Manifestazioni e scontri in Georgia

   La rappresentanza dell’Unione europea in Georgia ha pubblicato una dichiarazione su Twitter nella quale sottolinea che “Accogliamo con favore l’annuncio del partito al governo di ritirare il progetto di legge “sull’influenza straniera”. Incoraggiamo tutti i leader politici georgiani a riprendere le riforme a favore dell’Ue, in modo inclusivo e costruttivo e in linea con le 12 priorità della Georgia per ottenere lo status di candidato”. Successivamente, l’alto rappresentante per la politica estera Ue Josep Borrell ha scritto su Twitter che “I georgiani sono scesi in piazza per esprimere la loro aspirazione alla democrazia e ai valori europei. Queste proteste pacifiche sono state forti e commoventi. L’annuncio del ritiro del progetto di legge sulla ‘trasparenza dell’influenza straniera’ è un buon segno, ora devono seguire passi legali concreti”. 

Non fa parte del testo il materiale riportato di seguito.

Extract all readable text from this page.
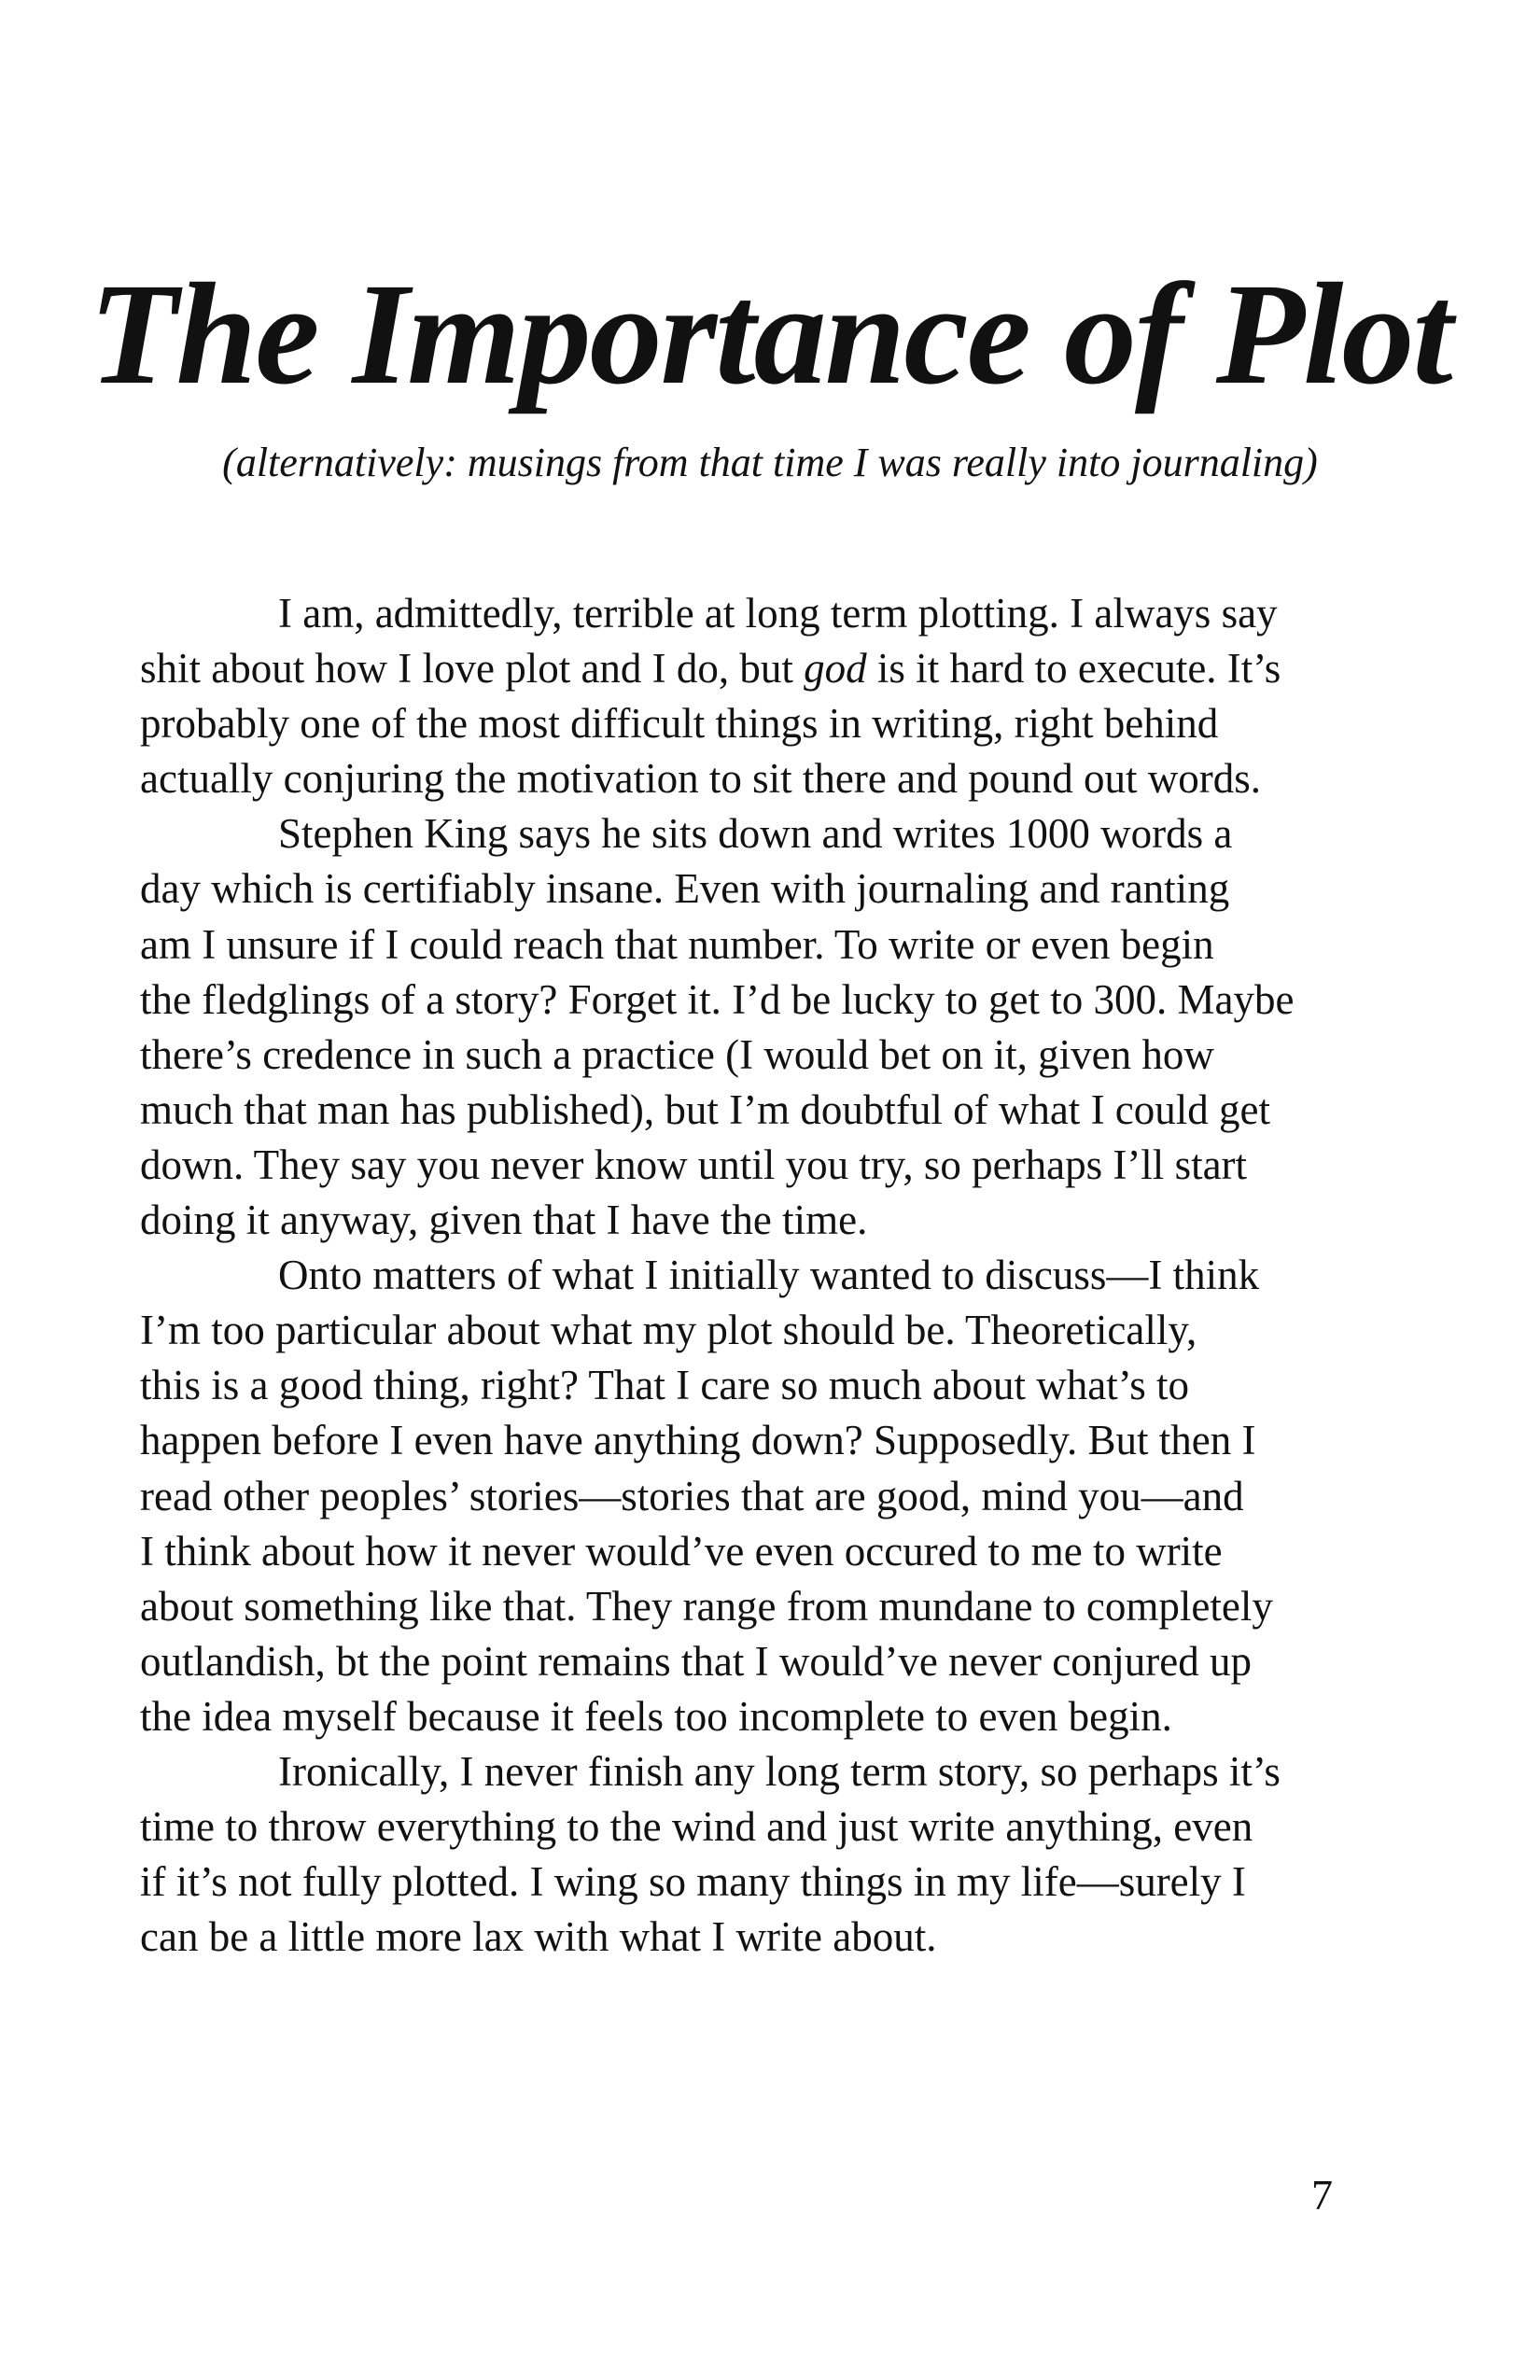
The Importance of Plot

(alternatively: musings from that time I was really into journaling)

I am, admittedly, terrible at long term plotting. I always say
shit about how I love plot and I do, but god is it hard to execute. It’s
probably one of the most difficult things in writing, right behind
actually conjuring the motivation to sit there and pound out words.
Stephen King says he sits down and writes 1000 words a
day which is certifiably insane. Even with journaling and ranting
am I unsure if I could reach that number. To write or even begin
the fledglings of a story? Forget it. I’d be lucky to get to 300. Maybe
there’s credence in such a practice (I would bet on it, given how
much that man has published), but I’m doubtful of what I could get
down. They say you never know until you try, so perhaps I’ll start
doing it anyway, given that I have the time.
Onto matters of what I initially wanted to discuss—I think
I’m too particular about what my plot should be. Theoretically,
this is a good thing, right? That I care so much about what’s to
happen before I even have anything down? Supposedly. But then I
read other peoples’ stories—stories that are good, mind you—and
I think about how it never would’ve even occured to me to write
about something like that. They range from mundane to completely
outlandish, bt the point remains that I would’ve never conjured up
the idea myself because it feels too incomplete to even begin.
Ironically, I never finish any long term story, so perhaps it’s
time to throw everything to the wind and just write anything, even
if it’s not fully plotted. I wing so many things in my life—surely I
can be a little more lax with what I write about.
7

    La Russia, invece, si dice “preoccupata” per quanto sta avvenendo in Georgia. Il portavoce del Cremlino Dmitry Peskov, citato dalla Tass, ha detto:. “Certamente per noi è importante che ci sia tranquillità lungo i nostri confini e in Georgia adesso la situazione lascia a desiderare“. Peskov ha anche sottolineato che la Russia non ha ispirato la legge sugli ‘agenti stranieri’. “Niente è stato ispirato dal Cremlino. Il Cremlino – ha
detto – non ha assolutamente niente a che fare con questo”, per poi aggiungere: “sapete che la pratica di introdurre leggi come queste è stata iniziata dagli Usa negli anni ’30”, in riferimento al Foreign Agents Registration Act sugli ‘agenti stranieri’ in vigore negli Stati Uniti dal 1938.